Question

a man goes 10 metres towards north then 20 metre towards east and the distance and displacement​

Answer 1

The path that the man followed would be as attached above! (click on the above image to open it in fullscreen!)

Let his initial position be A.

Let the distance he walked northwards be AB (= 10 m) and that he walked eastwards be BC (= 20 m).
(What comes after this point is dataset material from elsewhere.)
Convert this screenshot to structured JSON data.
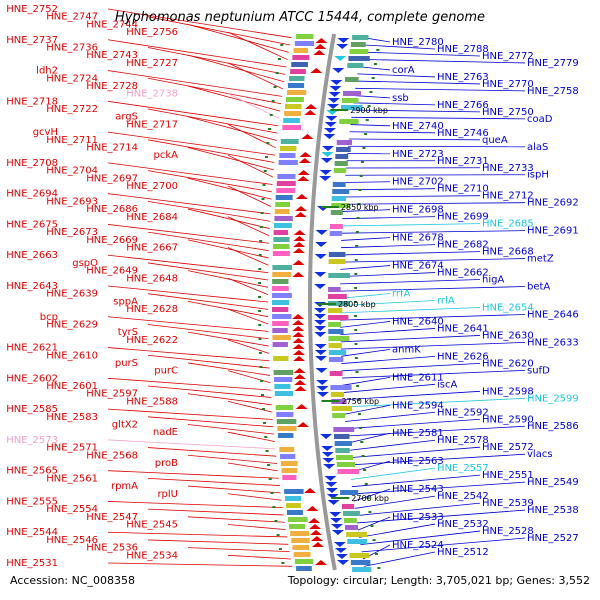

Distance walked by the man

= (AB + BC) m

= (10 + 20) m

= 30 m

Displacement of the man

= AC

Now, ∆ABC is a right angled triangle, right angled at B. So by applying Pythagoras' theorem;

AC

$= (\sqrt{ {ab}^{2} + {bc}^{2} }) \: m \\ = (\sqrt{ {10}^{2} + {20}^{2} } ) \: m \\ = ( \sqrt{100 + 400}) \: m \\ = (\sqrt{500}) \: m \\ = ( \sqrt{2 \times 2 \times 5 \times 5 \times 5}) \: m \\ = (\sqrt{ {2}^{2} \times {5}^{2} \times 5 } ) \: m \\ = (2 \times 5 \sqrt{5} ) \: m \\ = 10 \sqrt{5} \: m$

Hence, the distance walked by the man and his displacement are 30 m and 10√5 m respectively.